Video's probably here already (might even be posted by someone on this site) but wasn't exactly sure how to search for it lol.


----------



## Polaris425 (Dec 16, 2004)

yeah it's been posted a 100 times...

And as always, I love the brute but, it isnt really a fair comparison.. Like putting a honda civic up against a alcohol car.... lol so IMO, the video is pointless for what they are trying to say...


----------



## enraged350 (Mar 1, 2011)

^X2 Although impressive you can just HEAR how built that brute is. I don't think it even touched the mud...


----------



## Bacon (Jul 14, 2011)

Polaris425 said:


> And as always, I love the brute but, it isnt really a fair comparison.. Like putting a honda civic up against a alcohol car....
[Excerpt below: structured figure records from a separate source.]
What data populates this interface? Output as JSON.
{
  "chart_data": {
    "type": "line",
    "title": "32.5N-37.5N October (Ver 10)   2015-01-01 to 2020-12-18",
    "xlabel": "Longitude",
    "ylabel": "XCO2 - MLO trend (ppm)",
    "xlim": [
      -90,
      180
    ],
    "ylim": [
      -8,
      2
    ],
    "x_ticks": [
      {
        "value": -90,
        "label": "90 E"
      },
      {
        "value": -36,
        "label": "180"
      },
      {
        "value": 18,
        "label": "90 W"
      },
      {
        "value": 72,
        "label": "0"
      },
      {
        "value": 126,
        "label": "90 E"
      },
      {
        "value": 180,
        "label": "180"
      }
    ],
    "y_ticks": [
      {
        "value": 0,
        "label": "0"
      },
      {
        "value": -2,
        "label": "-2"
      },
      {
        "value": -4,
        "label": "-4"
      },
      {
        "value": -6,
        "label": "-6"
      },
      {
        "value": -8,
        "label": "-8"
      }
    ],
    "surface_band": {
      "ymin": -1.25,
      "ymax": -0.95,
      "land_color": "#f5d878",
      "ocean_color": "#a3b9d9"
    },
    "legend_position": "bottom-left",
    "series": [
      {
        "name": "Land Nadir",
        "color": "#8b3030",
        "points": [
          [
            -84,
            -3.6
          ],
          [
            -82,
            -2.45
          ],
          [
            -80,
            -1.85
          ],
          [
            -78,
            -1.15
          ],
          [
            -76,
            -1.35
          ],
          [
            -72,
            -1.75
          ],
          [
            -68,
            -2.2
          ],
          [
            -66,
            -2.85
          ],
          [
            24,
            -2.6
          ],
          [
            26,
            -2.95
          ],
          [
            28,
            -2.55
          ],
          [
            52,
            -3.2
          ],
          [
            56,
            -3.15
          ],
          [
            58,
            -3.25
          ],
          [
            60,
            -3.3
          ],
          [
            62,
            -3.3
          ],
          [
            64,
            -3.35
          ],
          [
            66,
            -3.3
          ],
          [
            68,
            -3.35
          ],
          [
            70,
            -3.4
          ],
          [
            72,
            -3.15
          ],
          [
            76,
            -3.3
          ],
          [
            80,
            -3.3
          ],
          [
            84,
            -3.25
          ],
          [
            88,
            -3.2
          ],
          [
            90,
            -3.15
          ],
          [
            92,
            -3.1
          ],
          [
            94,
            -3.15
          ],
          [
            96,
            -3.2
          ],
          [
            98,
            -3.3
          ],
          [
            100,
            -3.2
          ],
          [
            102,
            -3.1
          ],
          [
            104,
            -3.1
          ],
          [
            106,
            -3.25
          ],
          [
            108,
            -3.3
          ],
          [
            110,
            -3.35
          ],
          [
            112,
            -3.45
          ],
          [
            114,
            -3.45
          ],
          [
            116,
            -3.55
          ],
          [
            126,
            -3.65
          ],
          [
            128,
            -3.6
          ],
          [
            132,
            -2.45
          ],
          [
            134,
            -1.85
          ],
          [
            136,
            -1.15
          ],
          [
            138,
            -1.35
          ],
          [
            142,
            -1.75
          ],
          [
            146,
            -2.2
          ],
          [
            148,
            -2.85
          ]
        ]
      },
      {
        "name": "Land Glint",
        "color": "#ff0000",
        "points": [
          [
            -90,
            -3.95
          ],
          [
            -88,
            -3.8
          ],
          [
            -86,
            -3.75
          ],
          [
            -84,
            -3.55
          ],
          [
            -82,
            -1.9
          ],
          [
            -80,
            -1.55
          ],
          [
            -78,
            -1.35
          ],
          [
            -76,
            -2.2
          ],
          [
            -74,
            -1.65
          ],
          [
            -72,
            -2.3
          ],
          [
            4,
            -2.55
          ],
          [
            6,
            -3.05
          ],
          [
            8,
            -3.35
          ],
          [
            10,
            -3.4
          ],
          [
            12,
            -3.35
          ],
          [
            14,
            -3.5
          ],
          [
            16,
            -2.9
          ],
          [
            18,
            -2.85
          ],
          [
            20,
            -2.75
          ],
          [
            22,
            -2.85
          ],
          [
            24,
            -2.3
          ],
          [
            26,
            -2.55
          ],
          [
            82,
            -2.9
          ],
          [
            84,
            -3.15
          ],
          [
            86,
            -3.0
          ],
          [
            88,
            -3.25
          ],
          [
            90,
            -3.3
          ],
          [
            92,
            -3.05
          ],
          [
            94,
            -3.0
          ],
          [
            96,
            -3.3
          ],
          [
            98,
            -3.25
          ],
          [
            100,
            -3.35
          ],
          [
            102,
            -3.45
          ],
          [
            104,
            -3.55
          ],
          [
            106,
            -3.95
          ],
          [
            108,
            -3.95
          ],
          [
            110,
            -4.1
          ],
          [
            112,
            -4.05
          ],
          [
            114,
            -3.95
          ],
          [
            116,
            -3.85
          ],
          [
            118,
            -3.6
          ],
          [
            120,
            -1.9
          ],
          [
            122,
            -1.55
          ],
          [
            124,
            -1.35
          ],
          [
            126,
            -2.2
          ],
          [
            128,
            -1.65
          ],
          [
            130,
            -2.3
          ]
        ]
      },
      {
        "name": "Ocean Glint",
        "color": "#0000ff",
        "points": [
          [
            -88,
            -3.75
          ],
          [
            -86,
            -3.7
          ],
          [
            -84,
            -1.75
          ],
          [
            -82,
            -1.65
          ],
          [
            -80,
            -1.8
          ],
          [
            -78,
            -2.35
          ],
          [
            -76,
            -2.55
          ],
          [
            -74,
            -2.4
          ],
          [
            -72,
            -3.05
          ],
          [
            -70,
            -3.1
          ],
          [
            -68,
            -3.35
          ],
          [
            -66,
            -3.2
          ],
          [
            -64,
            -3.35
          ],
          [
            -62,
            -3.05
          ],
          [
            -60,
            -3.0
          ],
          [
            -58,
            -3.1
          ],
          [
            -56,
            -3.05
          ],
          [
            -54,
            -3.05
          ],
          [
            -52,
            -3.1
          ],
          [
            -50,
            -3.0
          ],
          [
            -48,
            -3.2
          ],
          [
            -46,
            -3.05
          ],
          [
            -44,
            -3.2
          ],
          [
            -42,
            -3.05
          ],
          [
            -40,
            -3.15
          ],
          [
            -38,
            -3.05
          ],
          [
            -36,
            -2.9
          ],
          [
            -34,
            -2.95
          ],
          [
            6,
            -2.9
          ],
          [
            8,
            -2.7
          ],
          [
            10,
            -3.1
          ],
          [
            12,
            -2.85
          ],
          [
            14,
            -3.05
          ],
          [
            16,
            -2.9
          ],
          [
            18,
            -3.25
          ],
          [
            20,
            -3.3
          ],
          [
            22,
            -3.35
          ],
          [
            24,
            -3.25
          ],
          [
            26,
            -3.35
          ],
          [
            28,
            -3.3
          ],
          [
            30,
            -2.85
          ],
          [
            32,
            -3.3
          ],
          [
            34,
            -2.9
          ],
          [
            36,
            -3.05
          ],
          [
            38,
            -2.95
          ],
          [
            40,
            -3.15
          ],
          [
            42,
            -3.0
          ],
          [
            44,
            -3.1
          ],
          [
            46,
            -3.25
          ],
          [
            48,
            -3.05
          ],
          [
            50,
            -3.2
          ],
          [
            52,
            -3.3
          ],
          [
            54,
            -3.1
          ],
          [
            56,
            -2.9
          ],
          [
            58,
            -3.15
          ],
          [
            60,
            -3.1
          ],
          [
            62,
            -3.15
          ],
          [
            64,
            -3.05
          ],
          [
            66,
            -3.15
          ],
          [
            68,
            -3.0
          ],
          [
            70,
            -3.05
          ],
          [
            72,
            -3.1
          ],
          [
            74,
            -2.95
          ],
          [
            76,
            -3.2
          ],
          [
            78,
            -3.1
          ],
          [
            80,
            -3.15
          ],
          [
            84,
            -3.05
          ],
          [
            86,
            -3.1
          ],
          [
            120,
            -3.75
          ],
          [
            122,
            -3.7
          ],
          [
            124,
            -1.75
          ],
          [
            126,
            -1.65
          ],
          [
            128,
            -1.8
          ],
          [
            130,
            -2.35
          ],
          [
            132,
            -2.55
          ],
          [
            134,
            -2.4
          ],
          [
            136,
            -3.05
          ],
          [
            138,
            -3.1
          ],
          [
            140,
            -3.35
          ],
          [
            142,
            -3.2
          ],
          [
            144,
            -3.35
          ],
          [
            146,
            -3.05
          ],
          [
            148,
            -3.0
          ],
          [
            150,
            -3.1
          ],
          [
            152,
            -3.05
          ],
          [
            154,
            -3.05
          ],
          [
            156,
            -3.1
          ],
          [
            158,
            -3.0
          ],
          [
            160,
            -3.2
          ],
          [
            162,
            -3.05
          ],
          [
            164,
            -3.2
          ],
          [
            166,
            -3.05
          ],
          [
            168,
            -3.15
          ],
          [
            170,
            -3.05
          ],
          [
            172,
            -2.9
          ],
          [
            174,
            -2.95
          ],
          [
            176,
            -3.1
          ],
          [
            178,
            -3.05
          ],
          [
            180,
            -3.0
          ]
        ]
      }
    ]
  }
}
:haha: So what you're saying is.... arctic cat/can-am = about the same as honda :33:

'Eh, mods to the brute aside you can't say you don't feel a little giddy after watching this video.


----------



## Polaris425 (Dec 16, 2004)

I really dont when comparing it to other quads... b/c if you build the motor of the other 2, slapped paddles and NOS on them as well, the brute might not have been the first across the pit...


just saying..............


----------



## Bacon (Jul 14, 2011)

..............BLASPHEMY!


----------



## Polaris425 (Dec 16, 2004)

haha!


----------



## wyo58 (May 13, 2011)

Bacon said:


> ..............BLASPHEMY!


Lmao


----------



## NMKawierider (Apr 11, 2009)

Still....always a good one to watch.


----------



## whoolieshop (Mar 22, 2011)

Horray for paddle tires lol


----------